Alternatively, one may replace deterministic max-priority extraction with a stochastic scheme based on a sum-tree structure that supports priority-proportional sampling. In this setup, the probability of selecting a problem is proportional to its current priority score $\omega$, providing a balance between exploitation and exploration. Additional parameters may also be introduced to tune this trade-off. Whether deterministic extraction of the highest-priority problems or stochastic sampling proportional to their priority yields better empirical performance depends on the characteristics of the task distribution and remains an open design choice.

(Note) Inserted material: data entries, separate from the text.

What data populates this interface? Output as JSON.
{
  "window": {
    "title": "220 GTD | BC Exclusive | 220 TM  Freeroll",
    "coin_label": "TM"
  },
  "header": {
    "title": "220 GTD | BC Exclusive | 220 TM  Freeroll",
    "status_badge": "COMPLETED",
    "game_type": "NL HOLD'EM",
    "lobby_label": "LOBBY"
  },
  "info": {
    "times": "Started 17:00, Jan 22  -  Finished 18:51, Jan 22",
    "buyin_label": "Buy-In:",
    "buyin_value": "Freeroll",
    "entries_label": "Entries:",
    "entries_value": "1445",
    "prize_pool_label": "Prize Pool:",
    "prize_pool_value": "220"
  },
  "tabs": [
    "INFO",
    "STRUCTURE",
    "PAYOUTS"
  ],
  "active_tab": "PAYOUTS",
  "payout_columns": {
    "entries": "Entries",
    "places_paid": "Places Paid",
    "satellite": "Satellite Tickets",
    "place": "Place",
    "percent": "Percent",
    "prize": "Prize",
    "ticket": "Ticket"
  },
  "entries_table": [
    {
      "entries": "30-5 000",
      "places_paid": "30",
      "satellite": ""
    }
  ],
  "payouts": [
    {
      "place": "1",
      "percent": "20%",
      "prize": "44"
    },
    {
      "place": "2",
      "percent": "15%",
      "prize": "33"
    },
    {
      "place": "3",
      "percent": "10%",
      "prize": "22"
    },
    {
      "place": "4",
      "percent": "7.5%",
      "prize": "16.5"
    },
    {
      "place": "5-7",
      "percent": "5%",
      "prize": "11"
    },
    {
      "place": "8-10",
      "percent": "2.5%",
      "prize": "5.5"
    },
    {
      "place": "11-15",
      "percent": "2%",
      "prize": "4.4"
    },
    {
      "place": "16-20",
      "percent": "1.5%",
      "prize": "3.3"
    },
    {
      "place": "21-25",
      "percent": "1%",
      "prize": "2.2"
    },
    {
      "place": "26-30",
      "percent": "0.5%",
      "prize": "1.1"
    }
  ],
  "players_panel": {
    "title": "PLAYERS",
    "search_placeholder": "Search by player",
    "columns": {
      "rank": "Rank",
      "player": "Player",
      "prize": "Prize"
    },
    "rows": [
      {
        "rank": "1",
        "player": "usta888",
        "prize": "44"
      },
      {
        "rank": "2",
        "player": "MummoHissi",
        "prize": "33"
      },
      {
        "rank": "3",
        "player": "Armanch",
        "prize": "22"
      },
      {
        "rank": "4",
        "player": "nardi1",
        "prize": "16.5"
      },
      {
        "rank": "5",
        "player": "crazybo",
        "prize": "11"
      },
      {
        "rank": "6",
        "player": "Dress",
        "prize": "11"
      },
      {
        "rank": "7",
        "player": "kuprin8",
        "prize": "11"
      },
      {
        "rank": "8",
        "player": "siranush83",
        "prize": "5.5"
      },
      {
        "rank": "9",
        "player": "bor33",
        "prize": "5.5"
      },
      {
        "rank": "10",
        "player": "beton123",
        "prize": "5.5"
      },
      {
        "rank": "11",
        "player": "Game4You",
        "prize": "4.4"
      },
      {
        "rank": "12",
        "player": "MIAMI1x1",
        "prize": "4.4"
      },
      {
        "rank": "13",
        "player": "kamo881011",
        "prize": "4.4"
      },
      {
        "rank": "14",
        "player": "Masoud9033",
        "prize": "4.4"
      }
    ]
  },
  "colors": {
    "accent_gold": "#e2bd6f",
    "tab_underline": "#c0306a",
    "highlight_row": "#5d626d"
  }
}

It is also worth emphasizing that, in practice, the dominant computational cost of the environment procedure arises from generating and evaluating model rollouts. These operations are orders of magnitude more expensive than any of the priority-management mechanisms described above. As a consequence, the choice between a deterministic max-heap, an exploration-enhanced heap with arbitrary deletions, or a sum-tree supporting priority-proportional sampling should be driven primarily by empirical training dynamics rather than computational considerations.

Learning rate

The use of prioritized replay directly amplifies the magnitude of the learning signal. Because prioritized sampling favors problems with high advantage variance, the expected per-update advantage under prioritized GRPO is larger than it would be under uniform sampling. Since the policy-gradient loss scales linearly with advantage, this amplification translates into larger effective gradients during optimization.

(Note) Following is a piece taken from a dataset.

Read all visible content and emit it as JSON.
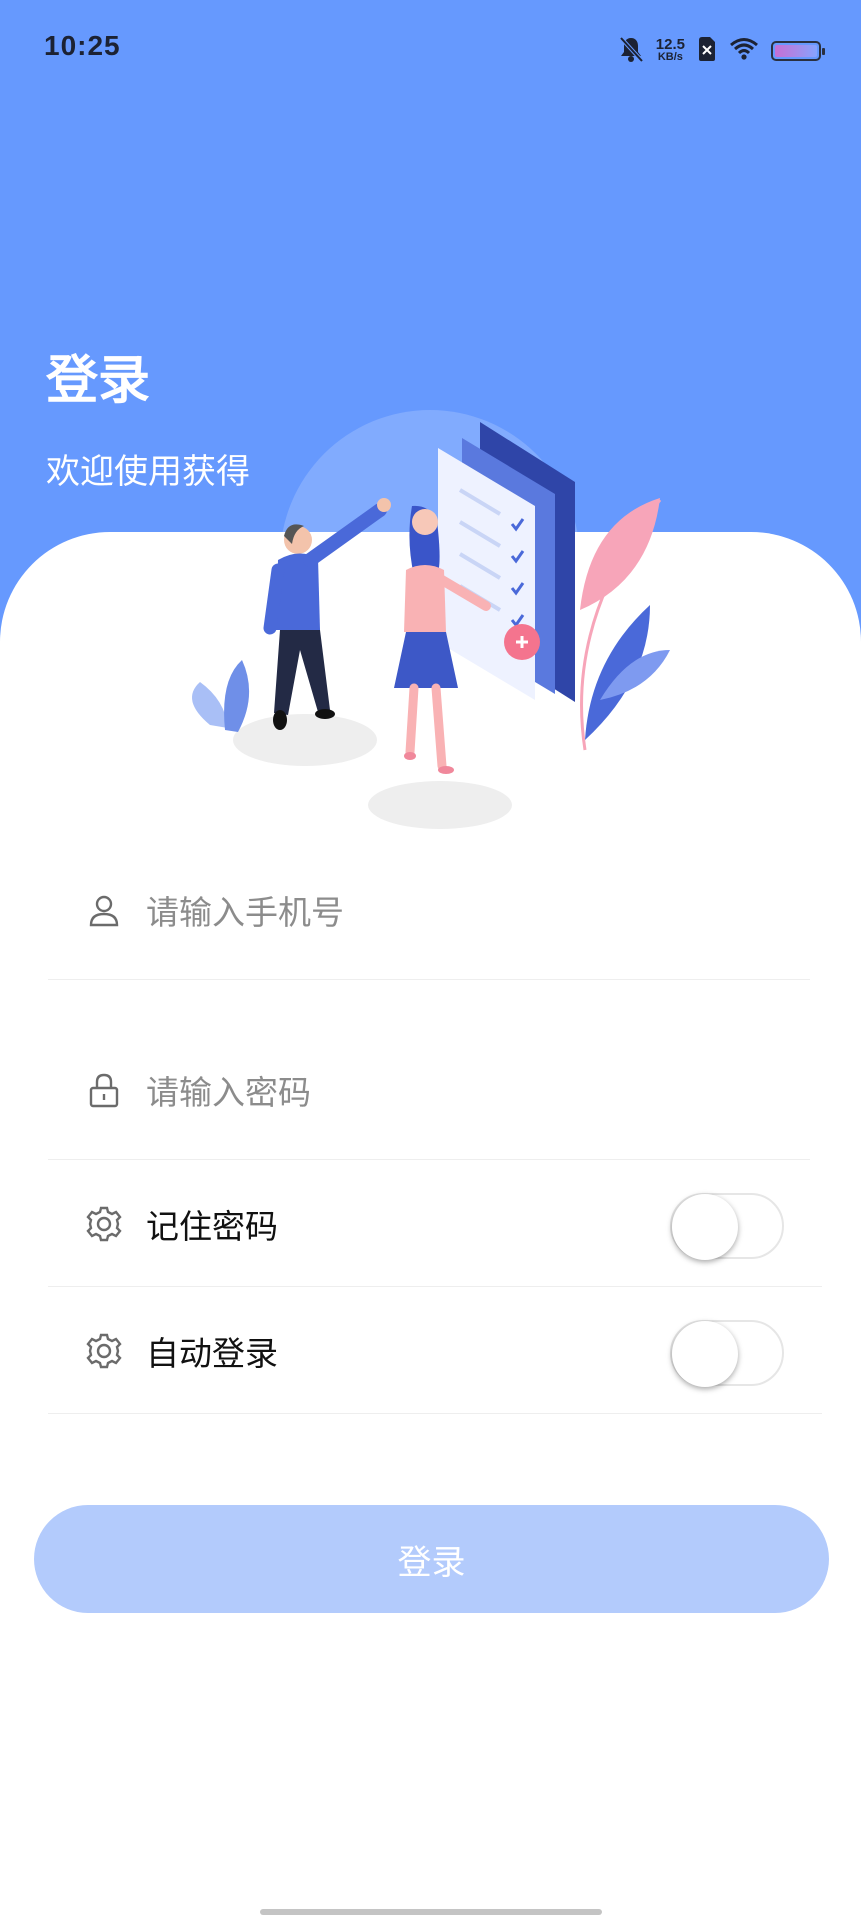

A practical implication is that learning rates tuned for standard GRPO may become overly aggressive when used with prioritized replay. Without adjustment, the interaction between higher gradient magnitudes and unchanged hyperparameters can increase training instability. In small-scale experiments, this effect appears when applying off-the-shelf configurations commonly used in frameworks such as verl. In practice, it may therefore be necessary to reduce the base learning rate or apply adaptive learning-rate schedules when enabling prioritized sampling. More generally, hyperparameters that implicitly depend on gradient scale, such as clipping ranges, entropy coefficients, or EMA smoothing constants, may also require retuning to ensure stable training dynamics under prioritized replay.

Concise reasoning

Concise reasoning has recently become a central objective in the development of reasoning-oriented language models. The term refers to achieving high problem-solving performance while producing substantially fewer tokens. Fatemi et al. (2025) showed that continued training on correct responses causes the optimization dynamics to favor shorter and more direct solutions, whereas reinforcement on incorrect responses tends to produce unnecessarily verbose outputs. This effect arises solely from the structure of the loss and the advantage sign, independent of any explicit incentive toward brevity.

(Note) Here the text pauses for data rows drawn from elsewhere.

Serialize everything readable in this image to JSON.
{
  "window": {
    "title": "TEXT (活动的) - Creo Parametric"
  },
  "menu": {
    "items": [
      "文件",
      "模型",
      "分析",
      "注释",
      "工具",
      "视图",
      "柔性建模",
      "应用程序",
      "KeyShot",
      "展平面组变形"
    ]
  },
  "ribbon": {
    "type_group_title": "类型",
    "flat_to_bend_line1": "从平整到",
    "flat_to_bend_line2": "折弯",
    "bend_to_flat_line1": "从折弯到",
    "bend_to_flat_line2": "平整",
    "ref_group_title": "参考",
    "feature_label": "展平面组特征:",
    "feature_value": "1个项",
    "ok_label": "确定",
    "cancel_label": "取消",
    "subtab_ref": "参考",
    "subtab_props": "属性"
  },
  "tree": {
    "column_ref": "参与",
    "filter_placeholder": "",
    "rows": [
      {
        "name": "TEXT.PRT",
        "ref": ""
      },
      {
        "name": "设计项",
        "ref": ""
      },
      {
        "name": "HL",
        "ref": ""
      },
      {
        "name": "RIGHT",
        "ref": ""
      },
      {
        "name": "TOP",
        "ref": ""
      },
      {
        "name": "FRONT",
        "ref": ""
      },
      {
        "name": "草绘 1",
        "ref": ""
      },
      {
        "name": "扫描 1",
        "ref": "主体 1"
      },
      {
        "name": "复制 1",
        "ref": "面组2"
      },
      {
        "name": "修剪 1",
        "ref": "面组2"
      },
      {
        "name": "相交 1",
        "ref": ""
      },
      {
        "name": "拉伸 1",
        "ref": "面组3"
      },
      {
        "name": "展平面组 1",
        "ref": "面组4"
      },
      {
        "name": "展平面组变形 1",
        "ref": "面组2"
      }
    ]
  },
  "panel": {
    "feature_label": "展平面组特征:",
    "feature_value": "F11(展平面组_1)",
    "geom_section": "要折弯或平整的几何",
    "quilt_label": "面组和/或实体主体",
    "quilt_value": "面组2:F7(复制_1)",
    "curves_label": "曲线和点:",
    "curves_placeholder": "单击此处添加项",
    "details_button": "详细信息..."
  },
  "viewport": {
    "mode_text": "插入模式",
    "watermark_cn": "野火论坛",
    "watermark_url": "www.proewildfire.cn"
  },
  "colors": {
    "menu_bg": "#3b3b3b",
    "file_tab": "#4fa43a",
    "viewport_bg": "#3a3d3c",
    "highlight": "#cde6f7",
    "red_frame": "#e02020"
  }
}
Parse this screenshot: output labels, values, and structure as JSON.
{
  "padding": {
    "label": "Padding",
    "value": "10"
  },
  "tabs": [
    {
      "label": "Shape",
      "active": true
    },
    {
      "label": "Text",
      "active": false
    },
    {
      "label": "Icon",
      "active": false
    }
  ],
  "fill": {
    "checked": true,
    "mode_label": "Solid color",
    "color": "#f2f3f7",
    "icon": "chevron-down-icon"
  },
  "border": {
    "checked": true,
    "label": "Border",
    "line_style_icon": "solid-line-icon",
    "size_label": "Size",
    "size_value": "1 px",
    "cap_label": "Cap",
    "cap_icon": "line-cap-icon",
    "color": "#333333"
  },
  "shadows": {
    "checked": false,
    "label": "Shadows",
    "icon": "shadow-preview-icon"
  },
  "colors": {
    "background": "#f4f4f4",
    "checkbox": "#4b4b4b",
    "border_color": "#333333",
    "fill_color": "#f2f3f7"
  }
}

Motivated by this phenomenon, it can be desirable to introduce a slight bias toward problems on which the model already performs relatively well. In the core method described above, the priority score $\omega = p(1-p)$ is perfectly symmetric around $p = 1/2$. For example, in a group of $N=8$, a problem with $k=6$ correct responses ($p=0.75$) receives the same priority score as a problem with $k=2$ correct responses ($p=0.25$), since both yield $\omega = \tfrac{6}{8}\cdot\tfrac{2}{8} = 0.1875$. However, if concise reasoning is desired as a secondary objective, it may be preferable to prioritize the former problem to reinforce rollouts with a higher rate of correct answers.

There are several ways to introduce this bias without fundamentally altering the prioritization mechanism. One simple approach is to add a small positive constant to the priority score whenever $k \geq N/2$. This preserves the maximum at $p=1/2$ while breaking the symmetry between $p$ and $1-p$ in a controlled manner. The constant can be set sufficiently small so that it merely breaks ties between symmetric cases of $k$ and $N-k$ without affecting the ranking of other pairs. This lightweight adjustment nudges the prioritized replay process toward promoting concise reasoning while retaining the core benefits of the variance-based priority measure.

Experiments

Our empirical evaluation is intentionally limited by compute budget and should be interpreted as a proof of concept rather than a comprehensive study. The goal is to assess the behavior of prioritized replay in a realistic but constrained training setting, rather than to perform large-scale hyperparameter optimization.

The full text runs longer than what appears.